Porque el derecho a la vida no puede relativizarse a la escala de los delitos (o la falta de ellos) de una persona. Se deriva del hecho de que una persona no sólo realiza determinados valores en mayor o menor medida, sino que es un valor en sí misma.
La pena de muerte para los delitos más graves sólo es, en apariencia, una exigencia legítima de justicia. En realidad, atenta contra los fines principales que subyacen a la idea misma de una pena impuesta por la sociedad, como son la reparación del desorden causado por el delito y, para el delincuente, el incentivo y la ayuda para mejorar y la retribución de la culpa.
Juan Pablo II lo señala en su encíclica Evangelium vitae, al hablar de la petición de que el uso de la pena de muerte se reduzca lo más posible o incluso se suprima por completo. En consecuencia, el Papa formula un principio muy claro: "la medida y la calidad de la pena deben ser valoradas y decididas atentamente, sin que se deba llegar a la medida extrema de la eliminación del reo salvo en casos de absoluta necesidad, es decir, cuando la defensa de la sociedad no sea posible de otro modo. Hoy, sin embargo, gracias a la organización cada vez más adecuada de la institución penal, estos casos son ya muy raros, por no decir prácticamente inexistentes" (Evangelium vitae, 56).

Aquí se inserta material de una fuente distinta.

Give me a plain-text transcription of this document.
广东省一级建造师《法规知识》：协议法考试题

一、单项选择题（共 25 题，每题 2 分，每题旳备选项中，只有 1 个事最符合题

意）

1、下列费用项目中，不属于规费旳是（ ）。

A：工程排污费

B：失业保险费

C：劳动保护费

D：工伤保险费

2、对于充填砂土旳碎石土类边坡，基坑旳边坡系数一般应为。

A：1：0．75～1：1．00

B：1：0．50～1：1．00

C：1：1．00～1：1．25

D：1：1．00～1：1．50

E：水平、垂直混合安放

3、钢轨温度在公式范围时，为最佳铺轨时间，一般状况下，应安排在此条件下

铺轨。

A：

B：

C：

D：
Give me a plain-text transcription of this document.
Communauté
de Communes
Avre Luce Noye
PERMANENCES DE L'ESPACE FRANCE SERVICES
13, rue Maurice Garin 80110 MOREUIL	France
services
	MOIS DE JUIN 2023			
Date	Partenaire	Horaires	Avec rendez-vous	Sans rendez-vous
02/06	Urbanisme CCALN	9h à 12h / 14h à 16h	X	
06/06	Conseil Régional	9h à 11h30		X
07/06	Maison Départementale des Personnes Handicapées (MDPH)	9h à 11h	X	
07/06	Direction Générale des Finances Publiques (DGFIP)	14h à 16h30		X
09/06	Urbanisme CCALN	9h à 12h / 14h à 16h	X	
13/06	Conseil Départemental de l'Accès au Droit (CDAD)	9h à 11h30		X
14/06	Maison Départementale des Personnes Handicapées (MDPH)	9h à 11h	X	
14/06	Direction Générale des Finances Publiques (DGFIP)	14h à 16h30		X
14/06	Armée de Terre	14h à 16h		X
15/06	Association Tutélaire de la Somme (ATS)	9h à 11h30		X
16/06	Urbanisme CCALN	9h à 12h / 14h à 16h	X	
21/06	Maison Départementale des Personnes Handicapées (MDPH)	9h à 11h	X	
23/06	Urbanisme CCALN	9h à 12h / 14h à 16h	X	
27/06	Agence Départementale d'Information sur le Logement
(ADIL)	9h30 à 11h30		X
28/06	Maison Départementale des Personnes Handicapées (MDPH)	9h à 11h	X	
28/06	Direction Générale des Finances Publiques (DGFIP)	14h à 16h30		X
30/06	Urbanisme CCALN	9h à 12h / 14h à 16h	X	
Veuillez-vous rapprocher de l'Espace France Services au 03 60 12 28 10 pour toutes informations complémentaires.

Además, durante su pontificado, el Papa Francisco radicalizó aún más el texto del párrafo 2267 del Catecismo de la Iglesia católica, que trata de la pena de muerte, con la siguiente redacción:
"Durante mucho tiempo el recurso a la pena de muerte por parte de la autoridad legítima, después de un debido proceso, fue considerado una respuesta apropiada a la gravedad de algunos delitos y un medio admisible, aunque extremo, para la tutela del bien común.
Hoy está cada vez más viva la conciencia de que la dignidad de la persona no se pierde ni siquiera después de haber cometido crímenes muy graves. Además, se ha extendido una nueva comprensión acerca del sentido de las sanciones penales por parte del Estado. En fin, se han implementado sistemas de detención más eficaces, que garantizan la necesaria defensa de los ciudadanos, pero que, al mismo tiempo, no le quitan al reo la posibilidad de redimirse definitivamente.
Por tanto la Iglesia enseña, a la luz del Evangelio, que «la pena de muerte es inadmisible, porque atenta contra la inviolabilidad y la dignidad de la persona»[1], y se compromete con determinación a su abolición en todo el mundo".
[1] Francisco, Discurso del Santo Padre Francisco con motivo del XXV Aniversario del Catecismo de la Iglesia Católica, 11 de octubre de 2017: L'Osservatore Romano, 13 de octubre de 2017, 5.